# The wrong charger (too many amps) - what will happen?



## KneesUp (15 Feb 2021)

Mrs K's tiny Citroen has a flat battery, so I've dug out the jump start battery-pack thing but it too is low on charge. I can't find it's proper charger, despite my owning a box of tangled cables that seems to be the preserve of the middle-aged-man. I have, however, found a charger with the correct plug, the correct polarity and the correct voltage, but it produces too much current - the booster battery says the input should be 12v / 1.5A and the charger I've turned up is 12v / 2.5A

What are the implications of using this charger, if any?

Ta?


----------



## Electric_Andy (15 Feb 2021)

This is not advice, but I'd just plug it in and keep an eye on it.

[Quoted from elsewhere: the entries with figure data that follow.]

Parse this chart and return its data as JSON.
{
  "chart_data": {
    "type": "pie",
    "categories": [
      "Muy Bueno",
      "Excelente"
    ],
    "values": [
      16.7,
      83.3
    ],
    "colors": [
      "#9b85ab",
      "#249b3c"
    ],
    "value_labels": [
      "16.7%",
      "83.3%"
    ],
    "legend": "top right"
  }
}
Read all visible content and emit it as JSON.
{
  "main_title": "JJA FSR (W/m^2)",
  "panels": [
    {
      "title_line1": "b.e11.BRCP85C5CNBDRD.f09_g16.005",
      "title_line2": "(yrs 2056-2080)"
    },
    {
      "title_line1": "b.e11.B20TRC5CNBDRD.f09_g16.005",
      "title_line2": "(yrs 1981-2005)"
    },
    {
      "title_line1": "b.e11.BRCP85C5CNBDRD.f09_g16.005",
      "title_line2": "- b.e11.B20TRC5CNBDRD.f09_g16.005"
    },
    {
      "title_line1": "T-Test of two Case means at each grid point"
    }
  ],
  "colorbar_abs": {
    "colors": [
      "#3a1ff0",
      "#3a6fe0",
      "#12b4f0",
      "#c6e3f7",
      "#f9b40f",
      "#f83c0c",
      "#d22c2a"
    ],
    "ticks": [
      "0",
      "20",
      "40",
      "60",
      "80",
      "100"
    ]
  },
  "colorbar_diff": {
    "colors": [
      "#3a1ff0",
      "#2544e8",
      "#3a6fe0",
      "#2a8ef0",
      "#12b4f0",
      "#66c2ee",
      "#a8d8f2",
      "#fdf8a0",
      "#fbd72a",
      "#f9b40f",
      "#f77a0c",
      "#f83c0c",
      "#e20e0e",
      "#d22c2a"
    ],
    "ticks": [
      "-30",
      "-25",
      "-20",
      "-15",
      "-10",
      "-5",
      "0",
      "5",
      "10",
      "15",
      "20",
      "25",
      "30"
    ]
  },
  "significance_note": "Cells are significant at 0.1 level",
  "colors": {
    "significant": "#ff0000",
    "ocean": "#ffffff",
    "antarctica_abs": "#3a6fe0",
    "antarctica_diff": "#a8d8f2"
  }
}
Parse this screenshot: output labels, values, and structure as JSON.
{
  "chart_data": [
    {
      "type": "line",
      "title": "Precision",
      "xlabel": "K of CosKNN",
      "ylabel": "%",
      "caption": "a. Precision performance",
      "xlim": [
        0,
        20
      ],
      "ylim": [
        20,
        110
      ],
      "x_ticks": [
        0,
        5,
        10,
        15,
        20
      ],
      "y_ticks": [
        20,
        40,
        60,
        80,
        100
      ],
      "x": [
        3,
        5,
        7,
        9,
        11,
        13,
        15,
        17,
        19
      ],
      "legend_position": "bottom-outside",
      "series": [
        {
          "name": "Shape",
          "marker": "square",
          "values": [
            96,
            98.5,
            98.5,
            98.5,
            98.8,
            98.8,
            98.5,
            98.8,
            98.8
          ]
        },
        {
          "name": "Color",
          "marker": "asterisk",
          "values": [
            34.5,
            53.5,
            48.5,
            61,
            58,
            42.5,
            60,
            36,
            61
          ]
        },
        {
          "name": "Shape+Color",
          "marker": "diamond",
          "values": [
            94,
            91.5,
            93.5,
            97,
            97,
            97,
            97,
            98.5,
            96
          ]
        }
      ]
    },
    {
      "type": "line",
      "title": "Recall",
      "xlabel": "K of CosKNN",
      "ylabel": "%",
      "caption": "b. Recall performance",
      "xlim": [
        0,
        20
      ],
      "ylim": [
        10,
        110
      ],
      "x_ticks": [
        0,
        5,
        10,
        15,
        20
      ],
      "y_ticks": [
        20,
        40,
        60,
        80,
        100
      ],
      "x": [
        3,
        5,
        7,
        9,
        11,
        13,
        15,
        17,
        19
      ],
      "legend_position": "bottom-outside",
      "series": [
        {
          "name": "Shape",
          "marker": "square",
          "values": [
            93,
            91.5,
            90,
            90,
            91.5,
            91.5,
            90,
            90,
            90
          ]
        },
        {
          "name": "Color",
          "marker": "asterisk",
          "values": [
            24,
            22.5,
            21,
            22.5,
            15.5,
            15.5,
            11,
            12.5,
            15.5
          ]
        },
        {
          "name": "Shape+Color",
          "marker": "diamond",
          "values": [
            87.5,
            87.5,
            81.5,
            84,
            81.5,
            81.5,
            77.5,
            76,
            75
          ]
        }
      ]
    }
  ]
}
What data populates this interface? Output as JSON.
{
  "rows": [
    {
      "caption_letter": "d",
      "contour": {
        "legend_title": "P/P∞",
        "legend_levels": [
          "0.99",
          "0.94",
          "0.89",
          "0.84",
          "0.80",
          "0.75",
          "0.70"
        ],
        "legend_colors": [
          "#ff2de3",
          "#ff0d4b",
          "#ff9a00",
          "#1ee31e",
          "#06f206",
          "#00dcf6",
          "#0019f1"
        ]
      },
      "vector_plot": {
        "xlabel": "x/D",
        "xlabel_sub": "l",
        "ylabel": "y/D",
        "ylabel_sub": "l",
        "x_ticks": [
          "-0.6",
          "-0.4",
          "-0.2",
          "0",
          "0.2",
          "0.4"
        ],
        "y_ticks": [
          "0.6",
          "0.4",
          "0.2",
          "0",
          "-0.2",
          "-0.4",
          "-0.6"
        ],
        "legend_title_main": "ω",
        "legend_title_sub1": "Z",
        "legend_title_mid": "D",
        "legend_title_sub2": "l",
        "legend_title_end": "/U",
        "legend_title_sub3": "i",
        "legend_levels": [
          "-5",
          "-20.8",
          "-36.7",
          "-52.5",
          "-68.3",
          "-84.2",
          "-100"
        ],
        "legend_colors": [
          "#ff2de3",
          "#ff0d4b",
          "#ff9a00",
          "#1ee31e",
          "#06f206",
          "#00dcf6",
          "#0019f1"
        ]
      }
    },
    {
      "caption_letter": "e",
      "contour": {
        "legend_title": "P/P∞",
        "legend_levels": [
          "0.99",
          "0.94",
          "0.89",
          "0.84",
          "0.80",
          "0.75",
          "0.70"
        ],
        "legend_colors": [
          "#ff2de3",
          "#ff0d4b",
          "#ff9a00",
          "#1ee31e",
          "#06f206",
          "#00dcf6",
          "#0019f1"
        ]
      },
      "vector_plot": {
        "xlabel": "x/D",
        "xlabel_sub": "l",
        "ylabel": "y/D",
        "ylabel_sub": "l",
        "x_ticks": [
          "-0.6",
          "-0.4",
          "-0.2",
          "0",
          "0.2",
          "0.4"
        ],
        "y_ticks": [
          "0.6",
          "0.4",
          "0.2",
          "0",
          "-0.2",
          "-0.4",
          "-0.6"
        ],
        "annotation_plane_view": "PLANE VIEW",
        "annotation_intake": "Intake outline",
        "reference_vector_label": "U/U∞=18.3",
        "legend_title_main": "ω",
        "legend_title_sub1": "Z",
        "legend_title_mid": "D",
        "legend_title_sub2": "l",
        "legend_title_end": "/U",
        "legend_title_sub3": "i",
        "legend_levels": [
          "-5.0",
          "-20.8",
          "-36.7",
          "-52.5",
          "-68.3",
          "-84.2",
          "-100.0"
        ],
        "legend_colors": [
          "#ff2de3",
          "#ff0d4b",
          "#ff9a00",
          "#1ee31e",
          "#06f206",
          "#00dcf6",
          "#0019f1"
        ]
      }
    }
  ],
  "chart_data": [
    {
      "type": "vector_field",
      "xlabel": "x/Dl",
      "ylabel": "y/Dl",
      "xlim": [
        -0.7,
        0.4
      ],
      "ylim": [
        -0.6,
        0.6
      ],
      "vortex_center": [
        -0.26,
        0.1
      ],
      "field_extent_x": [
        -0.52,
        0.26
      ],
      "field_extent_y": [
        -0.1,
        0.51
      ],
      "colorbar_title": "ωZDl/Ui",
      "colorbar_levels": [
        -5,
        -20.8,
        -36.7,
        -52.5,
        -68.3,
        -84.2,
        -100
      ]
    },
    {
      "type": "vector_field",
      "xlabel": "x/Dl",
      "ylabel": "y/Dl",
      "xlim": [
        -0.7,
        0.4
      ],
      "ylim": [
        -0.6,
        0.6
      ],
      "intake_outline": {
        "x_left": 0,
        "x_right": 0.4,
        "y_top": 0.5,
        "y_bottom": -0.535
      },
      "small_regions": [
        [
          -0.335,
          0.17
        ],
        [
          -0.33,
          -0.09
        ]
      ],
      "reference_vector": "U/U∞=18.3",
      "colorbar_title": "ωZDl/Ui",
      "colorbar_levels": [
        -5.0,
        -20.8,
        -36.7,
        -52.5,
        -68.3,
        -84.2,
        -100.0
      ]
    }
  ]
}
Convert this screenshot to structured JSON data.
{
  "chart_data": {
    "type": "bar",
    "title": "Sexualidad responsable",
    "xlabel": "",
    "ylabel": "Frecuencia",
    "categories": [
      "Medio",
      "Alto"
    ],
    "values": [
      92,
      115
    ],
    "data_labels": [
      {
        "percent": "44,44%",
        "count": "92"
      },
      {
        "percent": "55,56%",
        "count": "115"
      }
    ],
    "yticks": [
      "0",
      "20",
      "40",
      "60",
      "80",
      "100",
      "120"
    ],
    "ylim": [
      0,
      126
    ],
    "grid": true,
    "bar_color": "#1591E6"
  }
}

The rule of thumb for modern batteries is 50%. E.g. if the battery in your jump starter is 5Ah then you should not exceed 2.5Ah when charging. What sort of battery pack is it? Can you tell what Ah the battery is?


----------



## Electric_Andy (15 Feb 2021)

Or can you jump start the car off another car? Might be quicker and easier...assuming it's just gone flat due to inactivity and that there are no other issues with either the battery or charging system


----------



## Mr Celine (15 Feb 2021)

Cut out the middle man. Connect your charger to the car battery. 2.5A is nothing compared with what the alternator will chuck out.


----------



## KneesUp (15 Feb 2021)

Electric_Andy said:


> Or can you jump start the car off another car? Might be quicker and easier...assuming it's just gone flat due to inactivity and that there are no other issues with either the battery or charging system


It's the OH's car - she's taken mine, and it has the jump leads in :-) I think the battery is shot though; the car has been sat for a while so once I started it (the booster thing was fine on the wrong charger) I took it for a drive to fully charge and I'll give it a try tomorrow afternoon and see if it starts.


----------



## SkipdiverJohn (18 Feb 2021)

Don't condemn any battery without giving it a sustained period of low rate charging or you might be throwing away both a good battery and your cash.
I was given a large and expensive AGM battery by someone at work, and was told it was duff. At the time, the battery on my Land Rover was about 11 years old and getting past it's best. Having nothing to lose apart from a couple of hundred quid if I bought a new tractor-sized battery for nothing, I decided to see if the AGM was really duff or not. I charged it at a very low rate using an old school charger with an analogue ammeter - for the best part of a week, before fitting and testing it. Far from being duff at all, the AGM battery was easily as strong as the 11 year old battery had been when that was new and it's holding it's charge for weeks and will still spin the engine like a good'un.


----------



## KneesUp (18 Feb 2021)

This is a fairly small battery as it’s only a C1 but pleased to say it has been fine since.


----------